Ottawa To Investigate Airport Delays And Flight Cancellations

The House of Commons Transport Committee says it will investigate airport delays and flight
cancellations across Canada.

Members of the federal committee voted unanimously to study the problems Canadians are
experiencing this summer as travel demand returns and airports are packed with tourists.

The committee plans to invite federal Transport Minister Omar Alghabra to testify and will hold
its first hearing before the end of August.

Airlines and airports in Canada have been struggling with a surge in travel this summer, as well
as staff shortages, high fuel costs, overcrowding, and scheduling problems.

The issues have resulted in widespread flight cancellations, baggage delays, and lengthy
lineups at airports large and small across Canada.

Canada has been ranked by some airline and travel associations as having the worst airport
delays and flight cancellations in the developed world.

Airlines laid off hundreds of workers at the start of the pandemic and have struggled to quickly
rehire workers as travel demand roars back this summer.
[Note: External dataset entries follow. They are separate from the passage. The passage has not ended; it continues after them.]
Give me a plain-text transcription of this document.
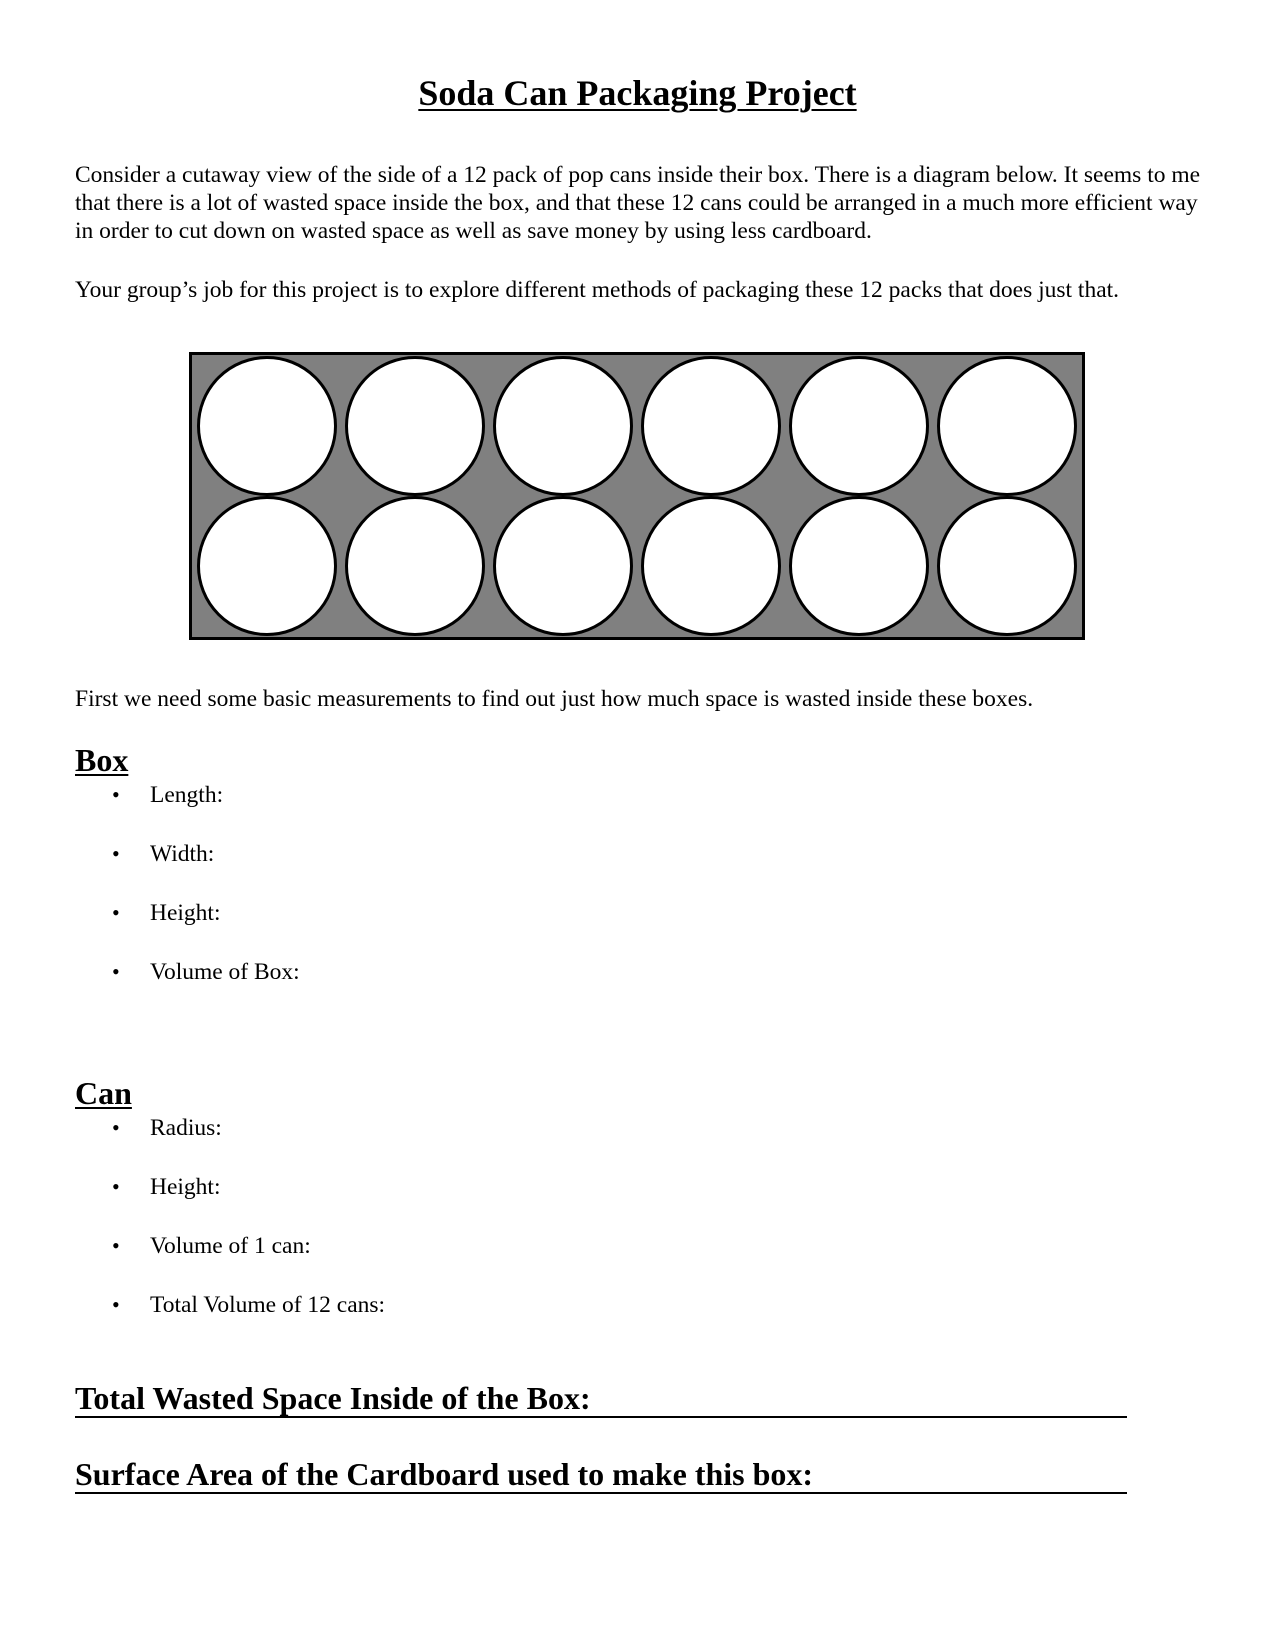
Soda Can Packaging Project

Consider a cutaway view of the side of a 12 pack of pop cans inside their box. There is a diagram below. It seems to me that there is a lot of wasted space inside the box, and that these 12 cans could be arranged in a much more efficient way in order to cut down on wasted space as well as save money by using less cardboard.

Your group’s job for this project is to explore different methods of packaging these 12 packs that does just that.

First we need some basic measurements to find out just how much space is wasted inside these boxes.

Box
• Length:
• Width:
• Height:
• Volume of Box:
Can
• Radius:
• Height:
• Volume of 1 can:
• Total Volume of 12 cans:
Total Wasted Space Inside of the Box:
Surface Area of the Cardboard used to make this box:
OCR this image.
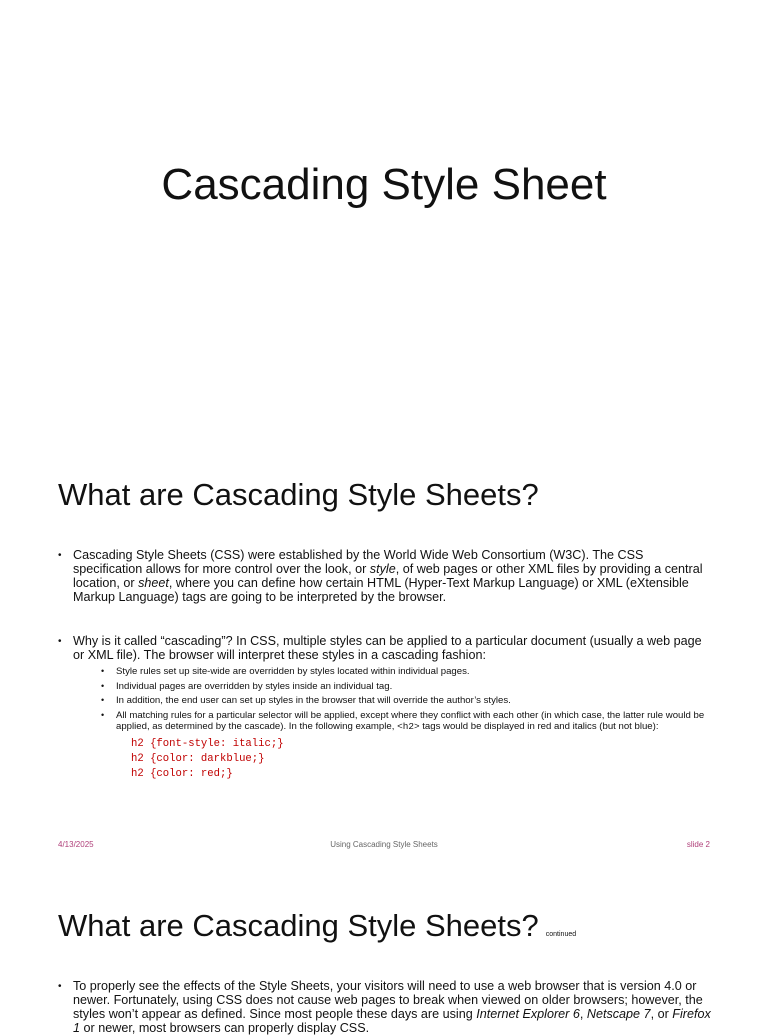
Cascading Style Sheet
What are Cascading Style Sheets?
• Cascading Style Sheets (CSS) were established by the World Wide Web Consortium (W3C). The CSS specification allows for more control over the look, or style, of web pages or other XML files by providing a central location, or sheet, where you can define how certain HTML (Hyper-Text Markup Language) or XML (eXtensible Markup Language) tags are going to be interpreted by the browser.
• Why is it called “cascading”? In CSS, multiple styles can be applied to a particular document (usually a web page or XML file). The browser will interpret these styles in a cascading fashion:
• Style rules set up site-wide are overridden by styles located within individual pages.
• Individual pages are overridden by styles inside an individual tag.
• In addition, the end user can set up styles in the browser that will override the author’s styles.
• All matching rules for a particular selector will be applied, except where they conflict with each other (in which case, the latter rule would be applied, as determined by the cascade). In the following example, <h2> tags would be displayed in red and italics (but not blue):
h2 {font-style: italic;}
h2 {color: darkblue;}
h2 {color: red;}
4/13/2025	Using Cascading Style Sheets	slide 2
What are Cascading Style Sheets? continued
• To properly see the effects of the Style Sheets, your visitors will need to use a web browser that is version 4.0 or newer. Fortunately, using CSS does not cause web pages to break when viewed on older browsers; however, the styles won’t appear as defined. Since most people these days are using Internet Explorer 6, Netscape 7, or Firefox 1 or newer, most browsers can properly display CSS.
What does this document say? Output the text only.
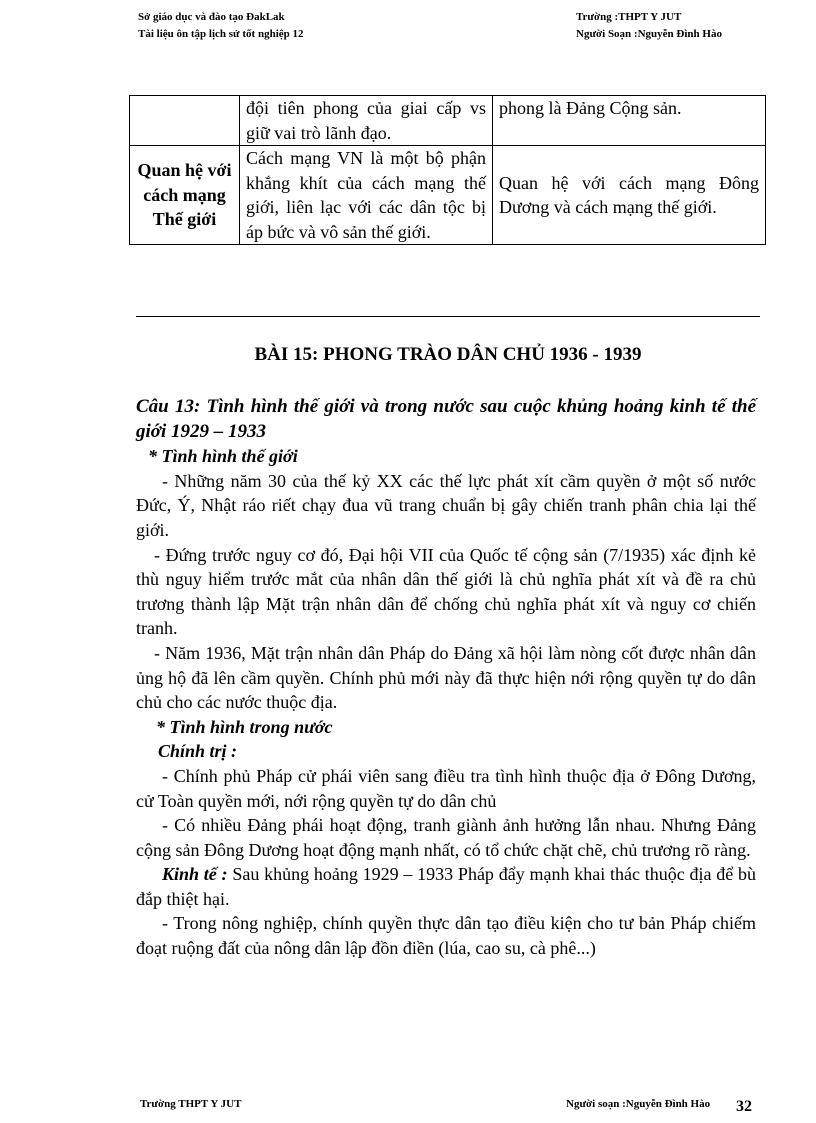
Sở giáo dục và đào tạo ĐakLak
Tài liệu ôn tập lịch sử tốt nghiệp 12
Trường :THPT Y JUT
Người Soạn :Nguyễn Đình Hào
	đội tiên phong của giai cấp vs giữ vai trò lãnh đạo.	phong là Đảng Cộng sản.
Quan hệ với cách mạng Thế giới	Cách mạng VN là một bộ phận khắng khít của cách mạng thế giới, liên lạc với các dân tộc bị áp bức và vô sản thế giới.	Quan hệ với cách mạng Đông Dương và cách mạng thế giới.
BÀI 15: PHONG TRÀO DÂN CHỦ 1936 - 1939

Câu 13: Tình hình thế giới và trong nước sau cuộc khủng hoảng kinh tế thế giới 1929 – 1933

* Tình hình thế giới

- Những năm 30 của thế kỷ XX các thế lực phát xít cầm quyền ở một số nước Đức, Ý, Nhật ráo riết chạy đua vũ trang chuẩn bị gây chiến tranh phân chia lại thế giới.

- Đứng trước nguy cơ đó, Đại hội VII của Quốc tế cộng sản (7/1935) xác định kẻ thù nguy hiểm trước mắt của nhân dân thế giới là chủ nghĩa phát xít và đề ra chủ trương thành lập Mặt trận nhân dân để chống chủ nghĩa phát xít và nguy cơ chiến tranh.

- Năm 1936, Mặt trận nhân dân Pháp do Đảng xã hội làm nòng cốt được nhân dân ủng hộ đã lên cầm quyền. Chính phủ mới này đã thực hiện nới rộng quyền tự do dân chủ cho các nước thuộc địa.

* Tình hình trong nước

Chính trị :

- Chính phủ Pháp cử phái viên sang điều tra tình hình thuộc địa ở Đông Dương, cử Toàn quyền mới, nới rộng quyền tự do dân chủ

- Có nhiều Đảng phái hoạt động, tranh giành ảnh hưởng lẫn nhau. Nhưng Đảng cộng sản Đông Dương hoạt động mạnh nhất, có tổ chức chặt chẽ, chủ trương rõ ràng.

Kinh tế : Sau khủng hoảng 1929 – 1933 Pháp đẩy mạnh khai thác thuộc địa để bù đắp thiệt hại.

- Trong nông nghiệp, chính quyền thực dân tạo điều kiện cho tư bản Pháp chiếm đoạt ruộng đất của nông dân lập đồn điền (lúa, cao su, cà phê...)

Trường THPT Y JUT	Người soạn :Nguyễn Đình Hào 32
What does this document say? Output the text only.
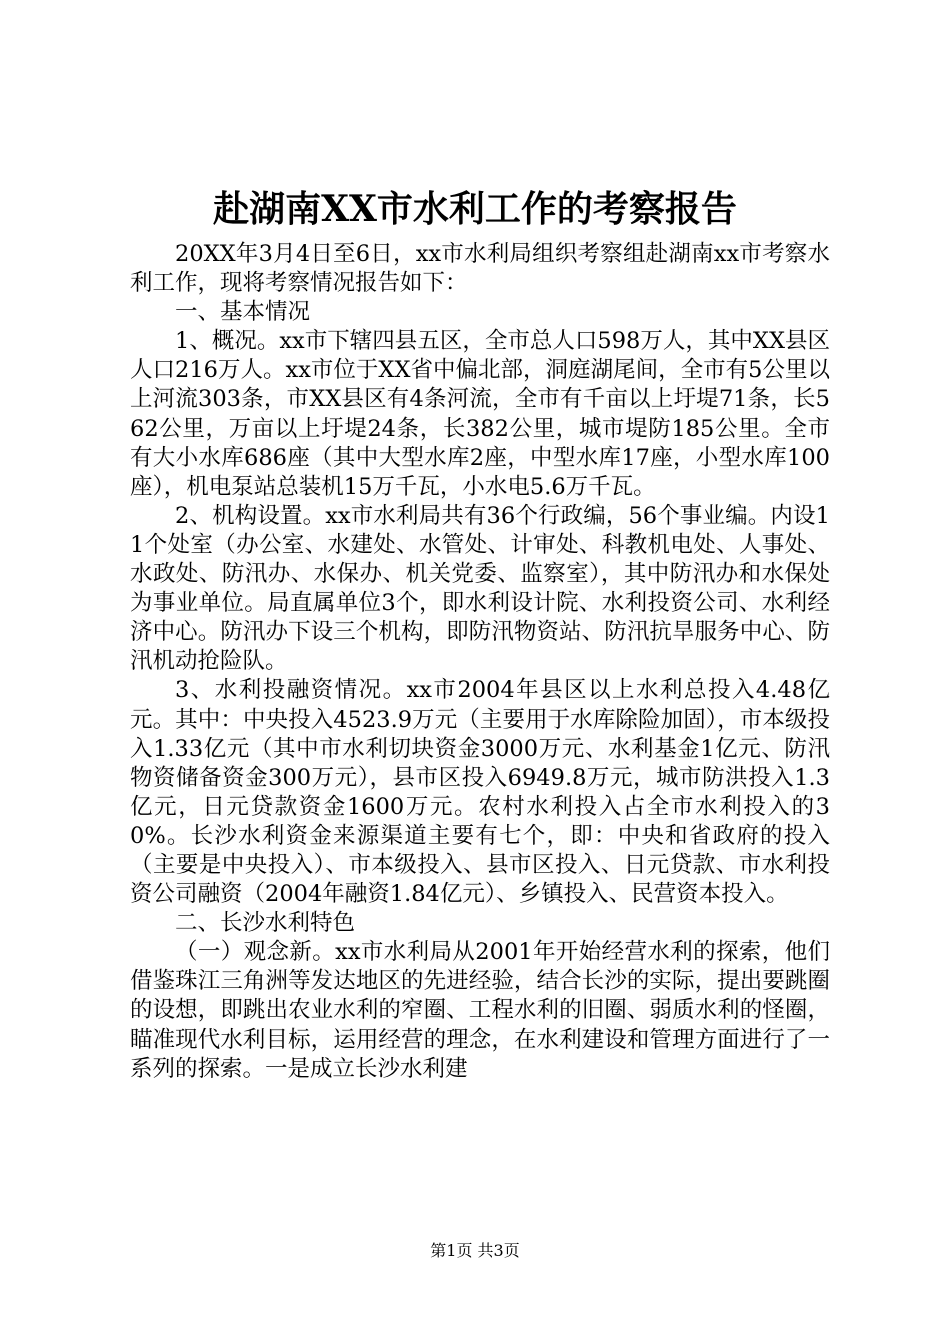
赴湖南XX市水利工作的考察报告

20XX年3月4日至6日，xx市水利局组织考察组赴湖南xx市考察水利工作，现将考察情况报告如下：

一、基本情况

1、概况。xx市下辖四县五区，全市总人口598万人，其中XX县区人口216万人。xx市位于XX省中偏北部，洞庭湖尾间，全市有5公里以上河流303条，市XX县区有4条河流，全市有千亩以上圩堤71条，长562公里，万亩以上圩堤24条，长382公里，城市堤防185公里。全市有大小水库686座（其中大型水库2座，中型水库17座，小型水库100座），机电泵站总装机15万千瓦，小水电5.6万千瓦。

2、机构设置。xx市水利局共有36个行政编，56个事业编。内设11个处室（办公室、水建处、水管处、计审处、科教机电处、人事处、水政处、防汛办、水保办、机关党委、监察室），其中防汛办和水保处为事业单位。局直属单位3个，即水利设计院、水利投资公司、水利经济中心。防汛办下设三个机构，即防汛物资站、防汛抗旱服务中心、防汛机动抢险队。

3、水利投融资情况。xx市2004年县区以上水利总投入4.48亿元。其中：中央投入4523.9万元（主要用于水库除险加固），市本级投入1.33亿元（其中市水利切块资金3000万元、水利基金1亿元、防汛物资储备资金300万元），县市区投入6949.8万元，城市防洪投入1.3亿元，日元贷款资金1600万元。农村水利投入占全市水利投入的30%。长沙水利资金来源渠道主要有七个，即：中央和省政府的投入（主要是中央投入）、市本级投入、县市区投入、日元贷款、市水利投资公司融资（2004年融资1.84亿元）、乡镇投入、民营资本投入。

二、长沙水利特色

（一）观念新。xx市水利局从2001年开始经营水利的探索，他们借鉴珠江三角洲等发达地区的先进经验，结合长沙的实际，提出要跳圈的设想，即跳出农业水利的窄圈、工程水利的旧圈、弱质水利的怪圈，瞄准现代水利目标，运用经营的理念，在水利建设和管理方面进行了一系列的探索。一是成立长沙水利建

第1页 共3页
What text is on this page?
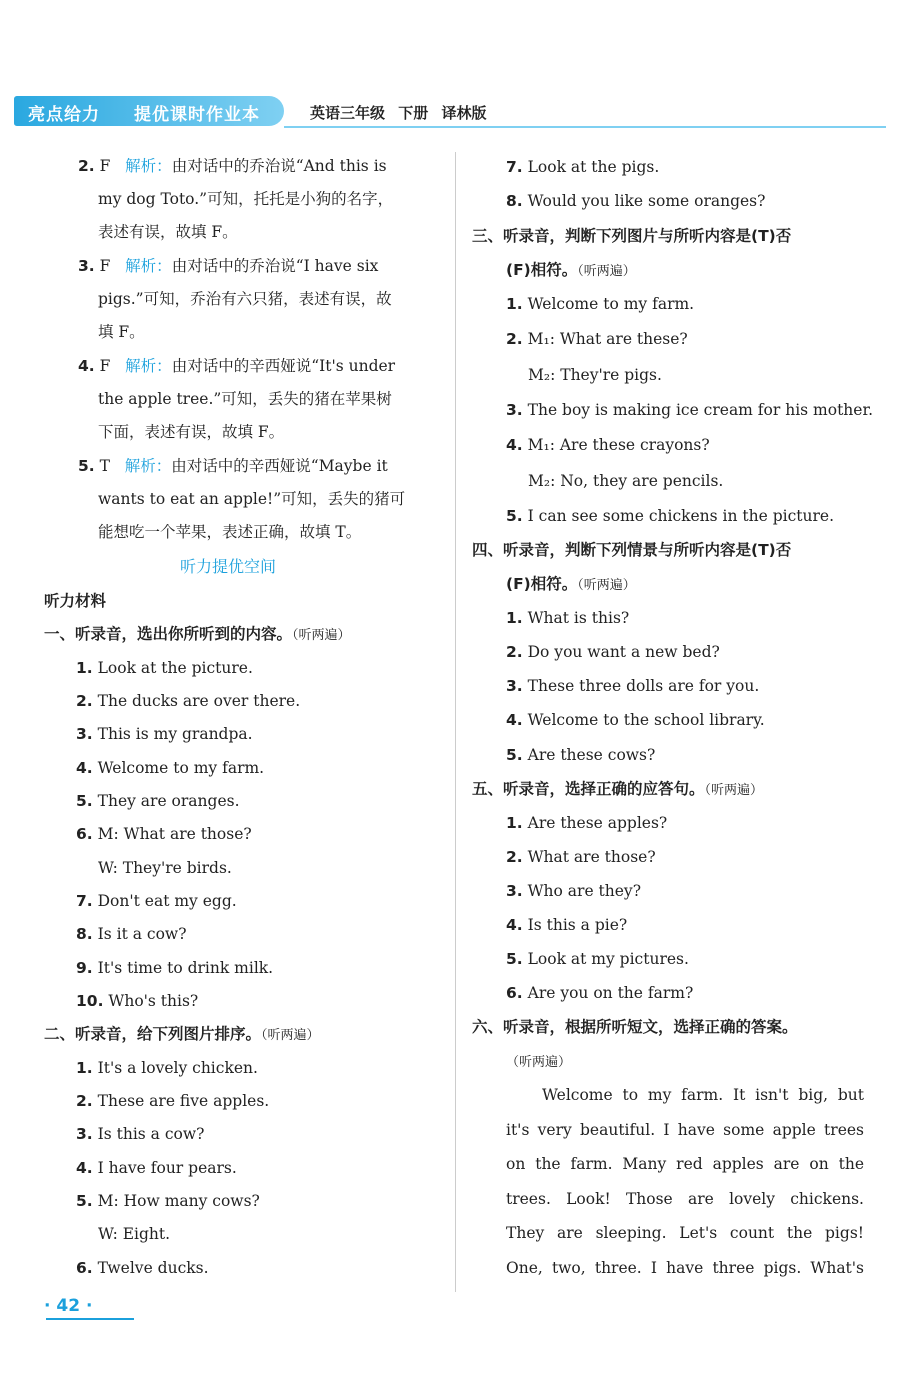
亮点给力 提优课时作业本	英语三年级 下册 译林版
2. F 解析：由对话中的乔治说“And this is
my dog Toto.”可知，托托是小狗的名字，
表述有误，故填 F。
3. F 解析：由对话中的乔治说“I have six
pigs.”可知，乔治有六只猪，表述有误，故
填 F。
4. F 解析：由对话中的辛西娅说“It's under
the apple tree.”可知，丢失的猪在苹果树
下面，表述有误，故填 F。
5. T 解析：由对话中的辛西娅说“Maybe it
wants to eat an apple!”可知，丢失的猪可
能想吃一个苹果，表述正确，故填 T。
听力提优空间
听力材料
一、听录音，选出你所听到的内容。（听两遍）
1. Look at the picture.
2. The ducks are over there.
3. This is my grandpa.
4. Welcome to my farm.
5. They are oranges.
6. M: What are those?
W: They're birds.
7. Don't eat my egg.
8. Is it a cow?
9. It's time to drink milk.
10. Who's this?
二、听录音，给下列图片排序。（听两遍）
1. It's a lovely chicken.
2. These are five apples.
3. Is this a cow?
4. I have four pears.
5. M: How many cows?
W: Eight.
6. Twelve ducks.
7. Look at the pigs.
8. Would you like some oranges?
三、听录音，判断下列图片与所听内容是(T)否
(F)相符。（听两遍）
1. Welcome to my farm.
2. M₁: What are these?
M₂: They're pigs.
3. The boy is making ice cream for his mother.
4. M₁: Are these crayons?
M₂: No, they are pencils.
5. I can see some chickens in the picture.
四、听录音，判断下列情景与所听内容是(T)否
(F)相符。（听两遍）
1. What is this?
2. Do you want a new bed?
3. These three dolls are for you.
4. Welcome to the school library.
5. Are these cows?
五、听录音，选择正确的应答句。（听两遍）
1. Are these apples?
2. What are those?
3. Who are they?
4. Is this a pie?
5. Look at my pictures.
6. Are you on the farm?
六、听录音，根据所听短文，选择正确的答案。
（听两遍）
Welcome to my farm. It isn't big, but
it's very beautiful. I have some apple trees
on the farm. Many red apples are on the
trees. Look! Those are lovely chickens.
They are sleeping. Let's count the pigs!
One, two, three. I have three pigs. What's
· 42 ·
Air Canada (AC) announced in June that it planned to cut 15% of its scheduled flights in July
and August, more than 9,500 flights, due to the strained air transport system.

Transport Canada said the government and the aviation industry are working together to
improve travel, including by boosting staff levels and improving the ArriveCan app for foreigners
entering Canada.

Last week, the Greater Toronto Airport Authority said delays at Pearson International Airport,
Canada’s busiest airline hub, are declining but refused to provide timelines on when travel times
will improve.

Air Canada is facing criticism for refusing to compensate passengers whose flights have been
cancelled or delayed due to staff shortages at the airline.

Air Canada stock is down 17% this year at $18.42 per share.